Purtroppo la violenza sessuale verso le donne durante un conflitto armato era una pratica diffusa, considerata per molto tempo come un inevitabile atto di guerra, un po’ come il saccheggio e le razzie. Ma nella guerra dei Balcani e in particolare in Bosnia, la violenza sessuale divenne a tutti gli effetti una tattica militare pianificata e coordinata. Gli stessi soldati serbo bosniaci di quello che facevano alle donne bosgnacche (bosniaco musulmane). In totale si stima che nei tre anni di conflitto in Bosnia siano state violentate dalle venti mila alle cinquanta mila donne. Le ragazze venivano usate come oggetti violentate in gruppo e rinchiuse nei cosiddetti campi di stupro, dove diventavano schiave sessuali o domestiche. Oppure venivano vendute come schiave nei bordelli, dove tra l’altro vi si recavano anche i soldati dell’Onu che erano in Bosnia per la missione di peacekeeping. Non solo ma venivano anche usate come scudi umani durante le operazioni militari. Tutto questo accadeva in Europa a ridosso del ventunesimo secolo.
Fra le tattiche di guerra dei militari serbo bosniaci c’era la studiata intenzione di mettere incinta le donne bosgnacche, tenerle imprigionate finchè la gravidanza non potesse essere interrotta e solo dopo rimetterle in libertà. In una società come questa nella quale il nascituro prende l’etnia del padre, la strategia era quella di far partorire a donne musulmane un figlio serbo, per impiantare il loro seme nella popolazione nemica.
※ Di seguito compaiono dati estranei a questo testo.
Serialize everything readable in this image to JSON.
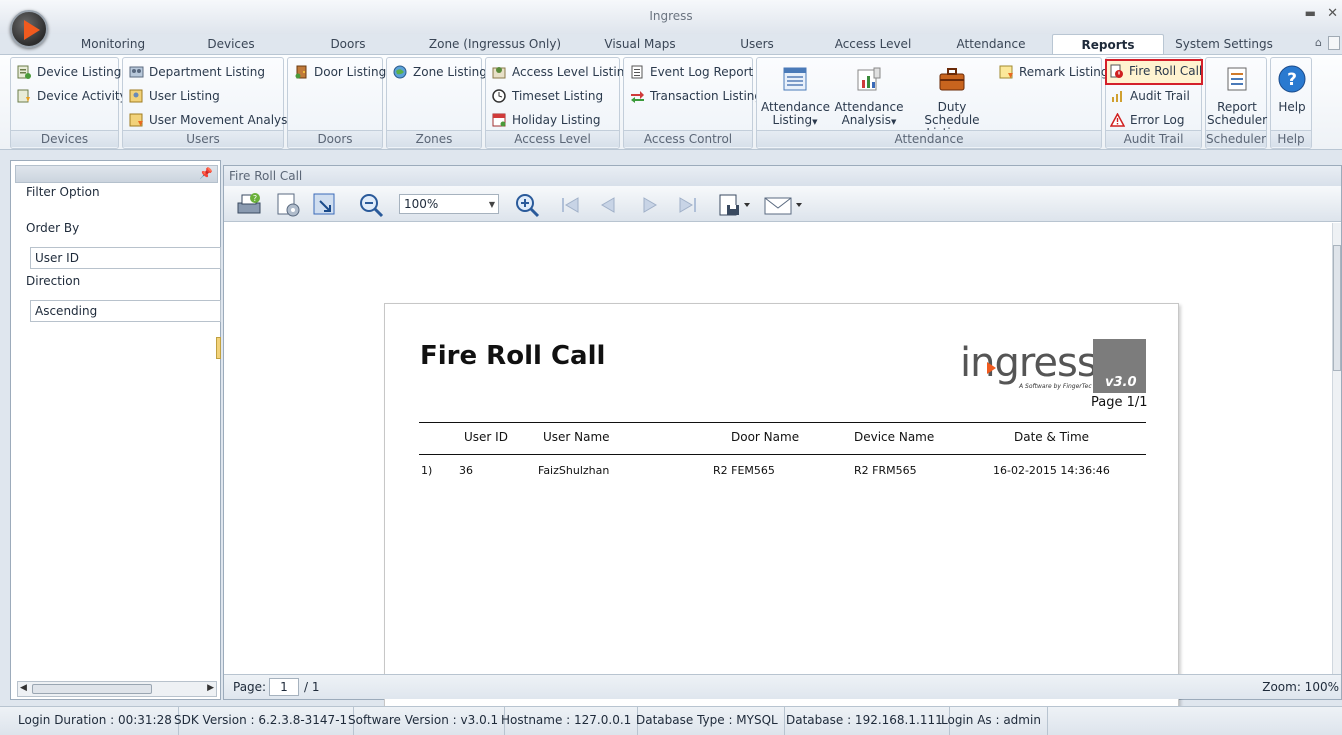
{
  "window": {
    "title": "Ingress"
  },
  "tabs": [
    "Monitoring",
    "Devices",
    "Doors",
    "Zone (Ingressus Only)",
    "Visual Maps",
    "Users",
    "Access Level",
    "Attendance",
    "Reports",
    "System Settings"
  ],
  "active_tab": "Reports",
  "ribbon": {
    "devices": {
      "label": "Devices",
      "items": [
        "Device Listing",
        "Device Activity"
      ]
    },
    "users": {
      "label": "Users",
      "items": [
        "Department Listing",
        "User Listing",
        "User Movement Analysis"
      ]
    },
    "doors": {
      "label": "Doors",
      "items": [
        "Door Listing"
      ]
    },
    "zones": {
      "label": "Zones",
      "items": [
        "Zone Listing"
      ]
    },
    "access_level": {
      "label": "Access Level",
      "items": [
        "Access Level Listing",
        "Timeset Listing",
        "Holiday Listing"
      ]
    },
    "access_control": {
      "label": "Access Control",
      "items": [
        "Event Log Report",
        "Transaction Listing"
      ]
    },
    "attendance": {
      "label": "Attendance",
      "big": [
        {
          "line1": "Attendance",
          "line2": "Listing"
        },
        {
          "line1": "Attendance",
          "line2": "Analysis"
        },
        {
          "line1": "Duty Schedule",
          "line2": "Listings"
        }
      ],
      "items": [
        "Remark Listing"
      ]
    },
    "audit_trail": {
      "label": "Audit Trail",
      "items": [
        "Fire Roll Call",
        "Audit Trail",
        "Error Log"
      ]
    },
    "scheduler": {
      "label": "Scheduler",
      "line1": "Report",
      "line2": "Scheduler"
    },
    "help": {
      "label": "Help",
      "button": "Help"
    }
  },
  "filter": {
    "title": "Filter Option",
    "order_by_label": "Order By",
    "order_by_value": "User ID",
    "direction_label": "Direction",
    "direction_value": "Ascending"
  },
  "report": {
    "panel_title": "Fire Roll Call",
    "zoom": "100%",
    "heading": "Fire Roll Call",
    "logo": {
      "word": "ingress",
      "tagline": "A Software by FingerTec",
      "version": "v3.0"
    },
    "page_label": "Page 1/1",
    "columns": [
      "User ID",
      "User Name",
      "Door Name",
      "Device Name",
      "Date & Time"
    ],
    "rows": [
      {
        "index": "1)",
        "user_id": "36",
        "user_name": "FaizShulzhan",
        "door_name": "R2 FEM565",
        "device_name": "R2 FRM565",
        "datetime": "16-02-2015 14:36:46"
      }
    ],
    "footer": {
      "page_label": "Page:",
      "page_value": "1",
      "page_total": "/ 1",
      "zoom_label": "Zoom: 100%"
    }
  },
  "status": [
    "Login Duration : 00:31:28",
    "SDK Version : 6.2.3.8-3147-1",
    "Software Version : v3.0.1",
    "Hostname : 127.0.0.1",
    "Database Type : MYSQL",
    "Database : 192.168.1.111",
    "Login As : admin"
  ],
  "colors": {
    "accent": "#f05a1e",
    "highlight": "#d4202a"
  }
}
Le conseguenze sono ancora impossibili da superare, tante donne sono morte per le violenza o per l’aver cercato di abortire in avanzato stato di gravidanza. Altre si sono suicidate o sono impazzite. Tante altre hanno abbandonato i figli concepiti da un assassino o hanno accolto l’appello di papa Giovanni Paolo II che chiedeva alle vittime di stupro di non abortire e di” trasformare l’atto di violenza in atto d’amore”. In tutti i casi sicuramente la maternità è stata vissuta come un dramma.
Sulle ceneri della Jugoslavia, sulle violenze e sui massacri sono stati creati sette nuovi stati di questi solo la Slovenia è membro dell’unione Europea, gli altri attraversano ancora la difficile “transizione” alla democrazia. Alcune nelle loro fragilità economiche ed istituzionali sono tuttora sotto tutela internazionale. In questi stati della ex Jugoslavia, che vorrebbero chiudere questo conflitto in un “dimenticatoio”, queste donne sono invalide del tutto e non vengono tutelate o aiutate perché sono come un “ostacolo”, un problema per dei paesi che la guerra la vogliono dimenticare.
È questa guerra che introduce un uso comune di “pulizia etnica”. L’idea è semplice, gli esecutori dei massacri ritengono che la propria terra vada ripulita da tutti coloro che in qualche modo sono “estranei” e “diversi per cultura o etnia, dimentichi che tutte le culture sono multiculturali, prodotto di continui scambi secolari.
E questo è tanto più vero nei Balcani dove la cultura è in fondo la stessa, come lo è la lingua, pur declinata a varianti locali. Eppure su questa apparente divisione si è costruita una guerra, un conflitto ancora vivo e recente.